Ich bin 23 Jahre alt, als mir erzählt wird, dass es das Jungfernhäutchen nicht gibt. Zumindest nicht so, wie ich es mir immer vorgestellt habe. Und das, war so ungefähr wie die Alu-Abdeckung über dem Nutellaglas. Tja, es existiert nicht. Hat es nicht, wird es nie. Der nächsten Frau, der ich das erzähle ist 71. Sie hat davon auch noch nie was gehört. Meine Freund*innen schauen mich ungläubig an, nachdem ich ihnen ganz aufgeregt von meiner neuen Entdeckung erzähle. Die wussten das auch noch nicht. Wie kommt es, dass diese nicht ganz unwichtige Information über den weiblichen Körper für so viele Menschen unterschiedlichsten Alters etwas komplett Neues ist? Ein Text über den Mythos des Jungfernhäutchens.
Mystifizierung eines Hautlappens
Erstmal Fakten auf den Tisch: Das Jungfernhäutchen, auch Hymen genannt, funktioniert ganz und gar nicht wie in meiner Nutellaglas-Vorstellung. Das Jungfernhäutchen ist viel mehr eine Art weicher Hautlappen, der die Vagina nicht verschließt, sondern ihren Eingang umrandet. Und dieser dehnbare Hautlappen ist bei jeder Frau verschieden. Breit oder schmal, fest oder weich. Und jetzt das wichtigste: Bei fast allen Frauen ist eben dieser Saum nach dem ersten Mal Sex, und sogar nach einer Geburt, noch intakt.
Die weit verbreitete Vorstellung, dass das Jungfernhäutchen also bei dem ersten Mal Sex ‚zerstört‘ wird, ist schlichtweg falsch. Wäre dem so, bräuchten Mädchen und Frauen, die bisher noch keinen Sex hatten, oder nie welchen haben wollen, sich ja auch keine Gedanken um Menstruationsartikel zu machen – bleibt ja alles drin, ist ja versiegelt.

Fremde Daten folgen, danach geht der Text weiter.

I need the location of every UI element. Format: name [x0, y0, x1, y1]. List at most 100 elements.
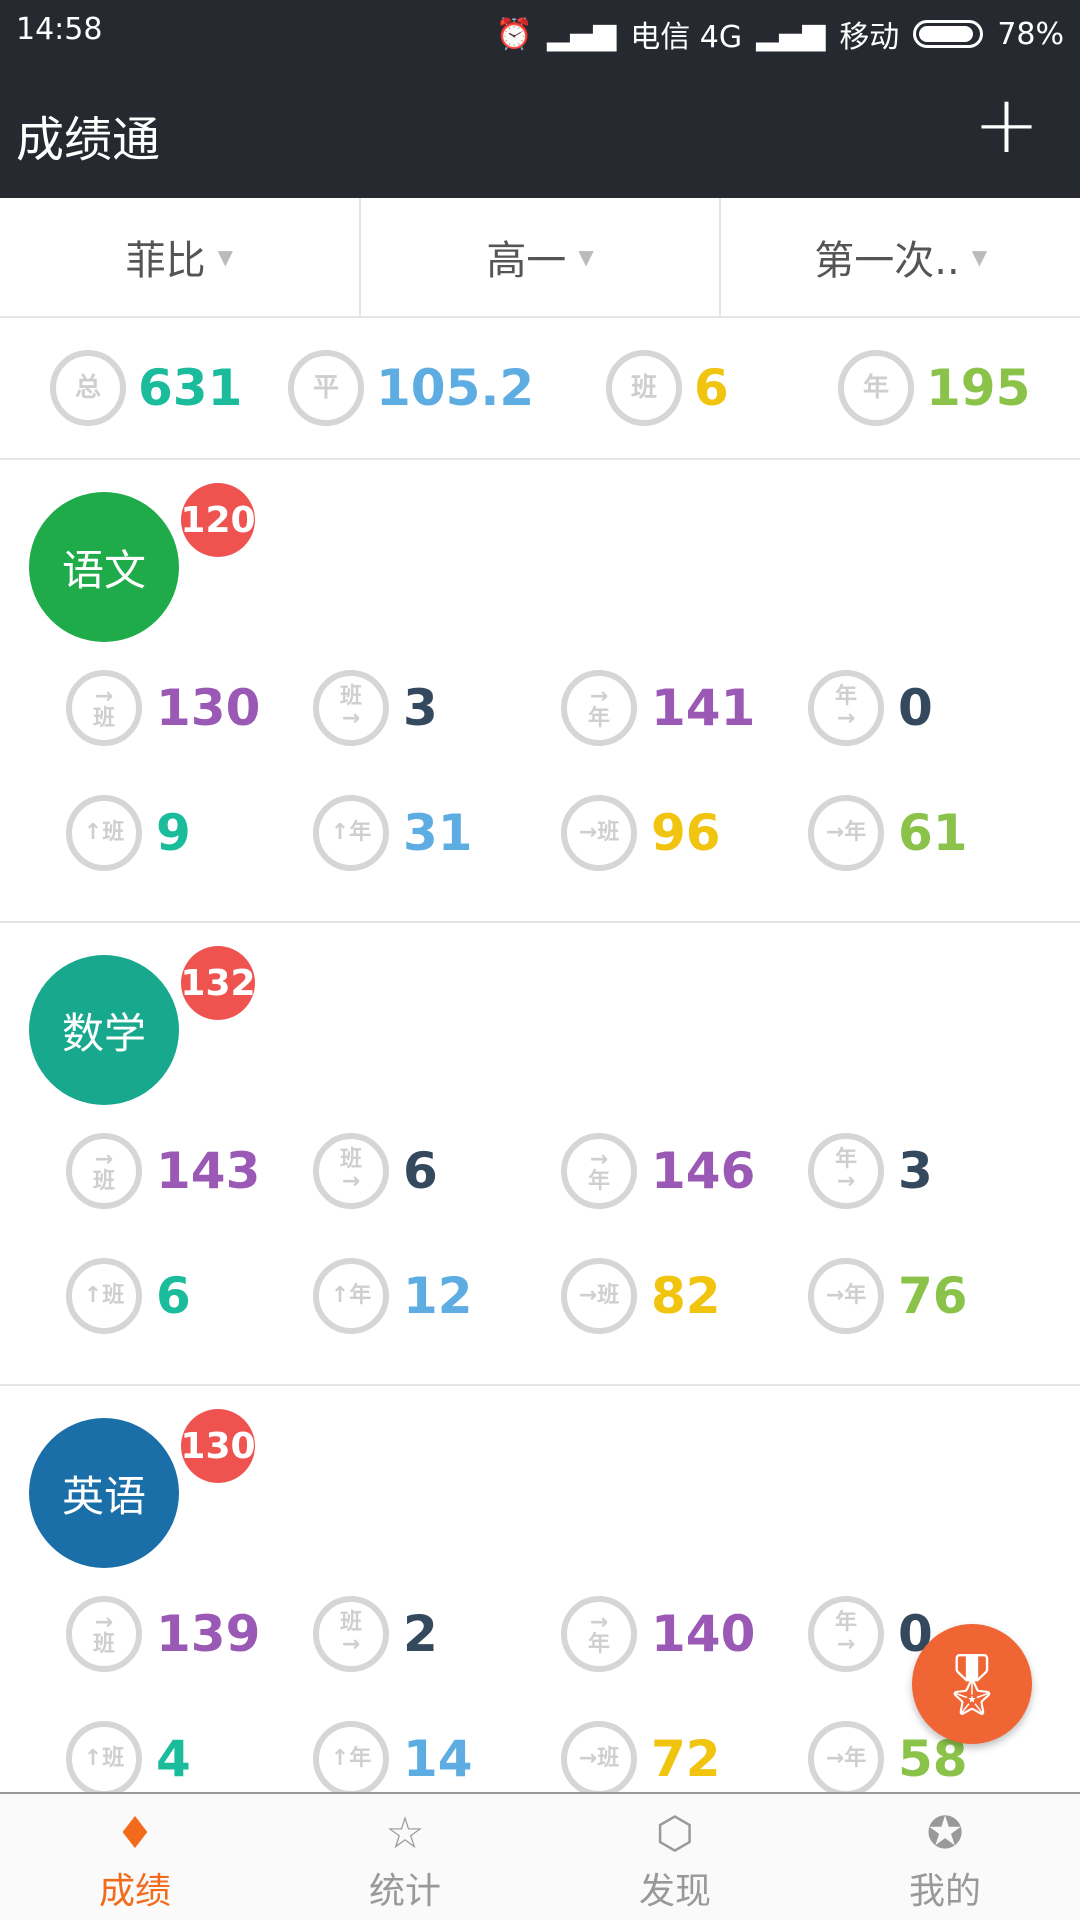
summary-item: 年 195 [838, 350, 1030, 426]
tab-icon: ⬡ [655, 1808, 695, 1859]
stat-value: 14 [403, 1730, 473, 1788]
rank-icon: → 班 [66, 1596, 142, 1672]
summary-badge-icon: 总 [50, 350, 126, 426]
rank-icon: →班 [561, 1258, 637, 1334]
stat-item: → 班 130 [66, 670, 260, 746]
tab-icon: ♦ [115, 1808, 155, 1859]
tab-icon: ☆ [385, 1808, 425, 1859]
filter-label: 菲比 [125, 238, 206, 284]
stat-item: 年 → 0 [808, 670, 933, 746]
stat-item: ↑年 14 [313, 1721, 473, 1797]
score-badge: 132 [180, 946, 256, 1020]
stat-item: ↑班 4 [66, 1721, 191, 1797]
stat-item: →年 58 [808, 1721, 968, 1797]
tab-icon: ✪ [926, 1808, 964, 1859]
stat-item: →年 61 [808, 795, 968, 871]
tab-2[interactable]: ⬡ 发现 [540, 1794, 810, 1920]
add-button[interactable]: + [972, 78, 1040, 171]
stat-value: 96 [651, 804, 721, 862]
tab-label: 成绩 [98, 1871, 171, 1912]
stat-value: 146 [651, 1142, 756, 1200]
alarm-icon: ⏰ [495, 16, 533, 52]
rank-icon: ↑班 [66, 1721, 142, 1797]
stat-value: 82 [651, 1267, 721, 1325]
rank-icon: →年 [808, 1258, 884, 1334]
tab-1[interactable]: ☆ 统计 [270, 1794, 540, 1920]
subject-avatar: 英语 [29, 1418, 179, 1568]
subject-card[interactable]: 数学 132 → 班 143 班 → 6 → 年 146 年 → 3 ↑班 6 … [0, 923, 1080, 1386]
chevron-down-icon: ▼ [217, 245, 234, 269]
exam-dropdown[interactable]: 第一次.. ▼ [721, 198, 1080, 316]
stat-item: ↑年 12 [313, 1258, 473, 1334]
student-dropdown[interactable]: 菲比 ▼ [0, 198, 361, 316]
stat-item: →班 96 [561, 795, 721, 871]
stat-value: 3 [898, 1142, 933, 1200]
stat-value: 6 [403, 1142, 438, 1200]
stat-value: 61 [898, 804, 968, 862]
rank-icon: 年 → [808, 1596, 884, 1672]
rank-icon: → 班 [66, 1133, 142, 1209]
rank-icon: →班 [561, 1721, 637, 1797]
stat-item: 班 → 6 [313, 1133, 438, 1209]
stat-value: 6 [156, 1267, 191, 1325]
stat-item: 年 → 0 [808, 1596, 933, 1672]
stat-item: → 年 141 [561, 670, 755, 746]
app-title: 成绩通 [16, 112, 161, 168]
stat-value: 141 [651, 679, 756, 737]
stat-item: → 班 143 [66, 1133, 260, 1209]
signal-icon: ▂▄▆ [547, 16, 617, 52]
subject-card[interactable]: 英语 130 → 班 139 班 → 2 → 年 140 年 → 0 ↑班 4 … [0, 1386, 1080, 1849]
summary-value: 6 [694, 359, 729, 417]
summary-badge-icon: 年 [838, 350, 914, 426]
stat-value: 130 [156, 679, 261, 737]
rank-icon: 班 → [313, 670, 389, 746]
app-bar: 成绩通 + [0, 60, 1080, 198]
status-bar: 14:58 ⏰ ▂▄▆ 电信 4G ▂▄▆ 移动 78% [0, 0, 1080, 60]
award-icon: 🎖 [933, 1649, 1011, 1720]
summary-value: 105.2 [376, 359, 535, 417]
stat-value: 140 [651, 1605, 756, 1663]
award-button[interactable]: 🎖 [912, 1624, 1032, 1744]
stat-value: 76 [898, 1267, 968, 1325]
rank-icon: 班 → [313, 1596, 389, 1672]
battery-icon [913, 20, 984, 48]
stat-value: 0 [898, 679, 933, 737]
tab-3[interactable]: ✪ 我的 [810, 1794, 1080, 1920]
tab-label: 发现 [638, 1871, 711, 1912]
stat-item: ↑班 6 [66, 1258, 191, 1334]
rank-icon: ↑班 [66, 1258, 142, 1334]
filter-label: 高一 [486, 238, 567, 284]
filter-label: 第一次.. [814, 238, 960, 284]
carrier-1: 电信 4G [630, 20, 743, 55]
score-badge: 130 [180, 1409, 256, 1483]
rank-icon: →年 [808, 1721, 884, 1797]
rank-icon: 年 → [808, 670, 884, 746]
subject-card[interactable]: 语文 120 → 班 130 班 → 3 → 年 141 年 → 0 ↑班 9 … [0, 460, 1080, 923]
subject-avatar: 语文 [29, 492, 179, 642]
stat-value: 72 [651, 1730, 721, 1788]
score-badge: 120 [180, 483, 256, 557]
summary-badge-icon: 班 [606, 350, 682, 426]
grade-dropdown[interactable]: 高一 ▼ [361, 198, 722, 316]
stat-item: 班 → 3 [313, 670, 438, 746]
summary-item: 班 6 [606, 350, 729, 426]
chevron-down-icon: ▼ [578, 245, 594, 269]
stat-item: ↑班 9 [66, 795, 191, 871]
summary-badge-icon: 平 [288, 350, 364, 426]
tab-0[interactable]: ♦ 成绩 [0, 1794, 270, 1920]
filter-bar: 菲比 ▼ 高一 ▼ 第一次.. ▼ [0, 198, 1080, 318]
stat-value: 31 [403, 804, 473, 862]
rank-icon: → 年 [561, 670, 637, 746]
rank-icon: ↑班 [66, 795, 142, 871]
stat-value: 3 [403, 679, 438, 737]
signal-icon-2: ▂▄▆ [756, 16, 826, 52]
carrier-2: 移动 [839, 20, 900, 55]
summary-row: 总 631 平 105.2 班 6 年 195 [0, 318, 1080, 460]
summary-item: 平 105.2 [288, 350, 534, 426]
bottom-nav: ♦ 成绩 ☆ 统计 ⬡ 发现 ✪ 我的 [0, 1792, 1080, 1920]
rank-icon: →年 [808, 795, 884, 871]
rank-icon: 班 → [313, 1133, 389, 1209]
chevron-down-icon: ▼ [971, 245, 988, 269]
rank-icon: ↑年 [313, 1258, 389, 1334]
rank-icon: ↑年 [313, 1721, 389, 1797]
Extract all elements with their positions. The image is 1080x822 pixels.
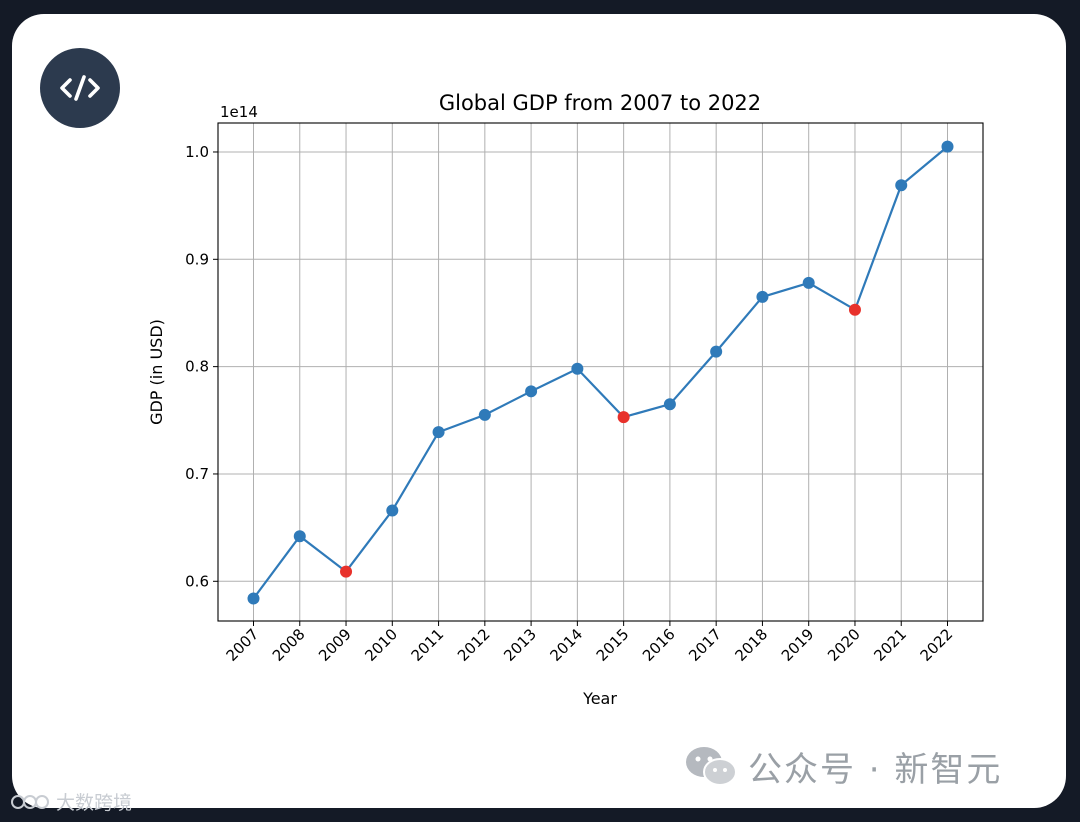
x-tick-label: 2015	[593, 625, 633, 665]
x-tick-label: 2007	[223, 625, 263, 665]
watermark: 公众号 · 新智元	[684, 742, 1002, 790]
x-tick-label: 2009	[315, 625, 355, 665]
x-tick-label: 2014	[546, 625, 586, 665]
y-axis-ticks: 0.6 0.7 0.8 0.9 1.0	[185, 143, 218, 590]
x-tick-label: 2010	[361, 625, 401, 665]
highlighted-point	[617, 411, 630, 424]
x-tick-label: 2017	[685, 625, 725, 665]
y-tick-label: 0.6	[185, 572, 209, 590]
data-point	[941, 140, 954, 153]
code-badge	[40, 48, 120, 128]
series	[247, 140, 954, 605]
data-point	[663, 398, 676, 411]
chart-card	[12, 14, 1066, 808]
chart-title: Global GDP from 2007 to 2022	[439, 91, 761, 115]
x-axis-label: Year	[582, 689, 617, 708]
x-tick-label: 2022	[917, 625, 957, 665]
x-axis-ticks: 2007 2008 2009 2010 2011 2012 2013 2014 2015 2016…	[223, 621, 957, 665]
data-point	[432, 426, 445, 439]
data-point	[895, 179, 908, 192]
x-tick-label: 2012	[454, 625, 494, 665]
data-point	[247, 592, 260, 605]
watermark-text: 公众号 · 新智元	[748, 749, 1003, 790]
grid	[218, 123, 983, 621]
data-point	[710, 345, 723, 358]
x-tick-label: 2020	[824, 625, 864, 665]
x-tick-label: 2016	[639, 625, 679, 665]
code-icon	[60, 75, 100, 101]
y-offset-label: 1e14	[220, 103, 258, 121]
logo-icon	[11, 794, 49, 809]
highlighted-point	[848, 303, 861, 316]
data-point	[386, 504, 399, 517]
series-line	[252, 145, 949, 600]
x-tick-label: 2019	[778, 625, 818, 665]
data-point	[293, 530, 306, 543]
x-tick-label: 2011	[408, 625, 448, 665]
data-point	[478, 408, 491, 421]
corner-watermark-text: 大数跨境	[56, 792, 133, 814]
y-tick-label: 0.7	[185, 465, 209, 483]
data-point	[525, 385, 538, 398]
y-tick-label: 0.8	[185, 358, 209, 376]
x-tick-label: 2021	[870, 625, 910, 665]
plot-frame	[217, 122, 984, 622]
data-point	[756, 290, 769, 303]
y-axis-label: GDP (in USD)	[147, 319, 166, 425]
data-point	[802, 276, 815, 289]
data-point	[571, 362, 584, 375]
corner-watermark: 大数跨境	[10, 788, 132, 815]
x-tick-label: 2018	[732, 625, 772, 665]
y-tick-label: 0.9	[185, 250, 209, 268]
wechat-icon	[686, 747, 737, 786]
highlighted-point	[340, 565, 353, 578]
x-tick-label: 2008	[269, 625, 309, 665]
x-tick-label: 2013	[500, 625, 540, 665]
y-tick-label: 1.0	[185, 143, 209, 161]
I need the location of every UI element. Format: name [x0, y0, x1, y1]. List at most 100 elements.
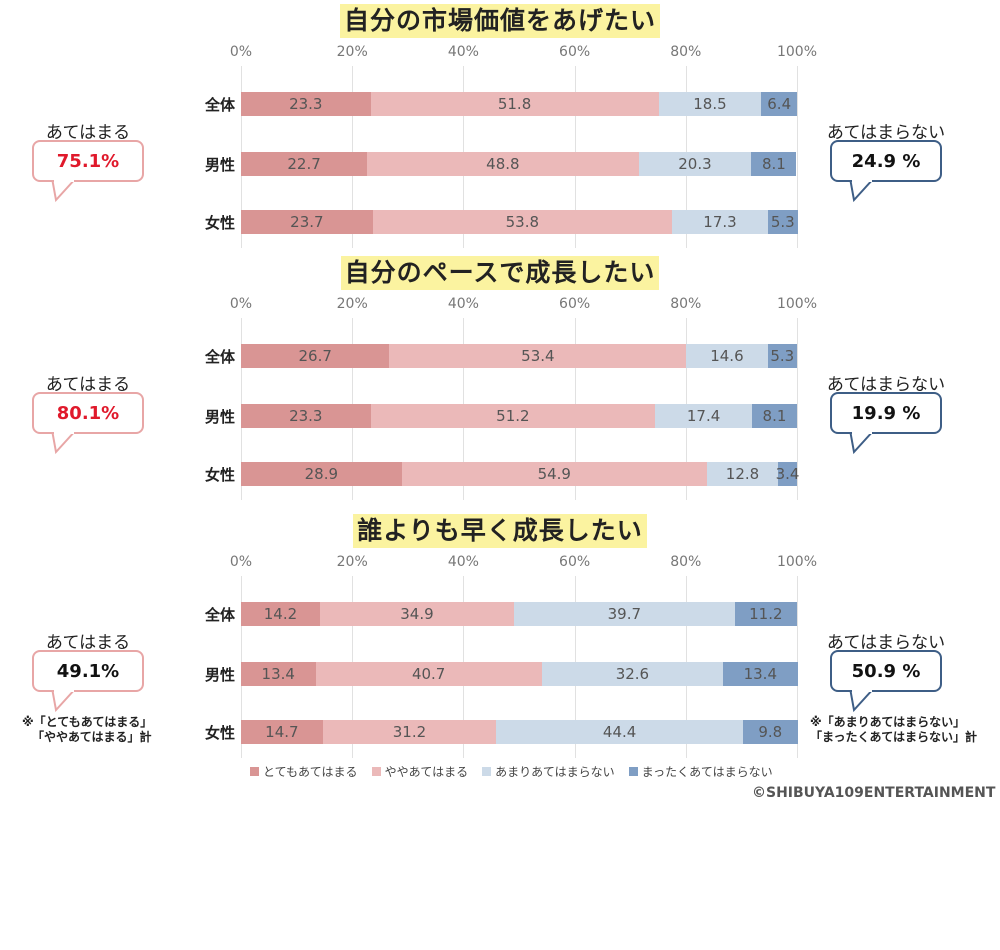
- bar-segment: 9.8: [743, 720, 798, 744]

Der Mythos einer straffen Haut, die die Vagina verschließt, ist vermutlich auch einer der Gründe, warum Mädchen und Frauen oft so große Angst vor dem ersten Mal Sex haben. Die Vorstellung das eben diese straffe, verschließende Haut zerstört wird, ist ja auch eine beängstigende Vorstellung. Die Sorge,dass der erste Sex angeblich weh tun soll, ist leider zur Normalität geworden und wird kaum hinterfragt.
Das blutige Laken
Ein weiterer Mythos der das Jungfernhäutchen betrifft, ist dass Mädchen und Frauen nach dem ersten Mal Sex bluten. In vielen Kulturkreisen und Religionen spielt es eine große Rolle, dass Frauen jungfräulich in die Ehe gehen. Das Blut auf dem Bettlaken nach der Hochzeitsnacht gilt immer noch als untrüglicher Beweis für die Jungfräulichkeit. Fakt ist aber:
„4 von 5 Mädchen erleben beim ersten Geschlechtsverkehr weder Schmerzen noch Blutungen. Die weiche, nachgiebige Beschaffenheit des Hymens lässt es meist nicht zum Einreißen unter Blutung kommen.“ Das Jungfernhäutchen – Mythos und Wirklichkeit, Alles klar!, 2009
Fast genauso weit verbreitet ist der Glaube, dass bei einer ärztlichen Untersuchung festgestellt werden kann, ob ein Mädchen oder eine Frau schon einmal Sex hatte. Auch hier sehen die Fakten anders aus. Pro familia schreibt dazu, Studien würden zeigen, dass viele sexuell aktive Frauen keinerlei Verletzungen des Jungfernhäutchens vorweisen. Im Gegenzug würden Frauen, die noch nie Sex hatten, oft ein nicht intakt aussehendes Jungfernhäutchen haben. Weiter wird in dem Informationspapier von pro familia aufgeführt, dass alleine der Fakt, dass solche Untersuchungen noch oft durchgeführt werden, bestätige, dass sogar unter Ärzt*innen dieser Mythos verbreitet sei.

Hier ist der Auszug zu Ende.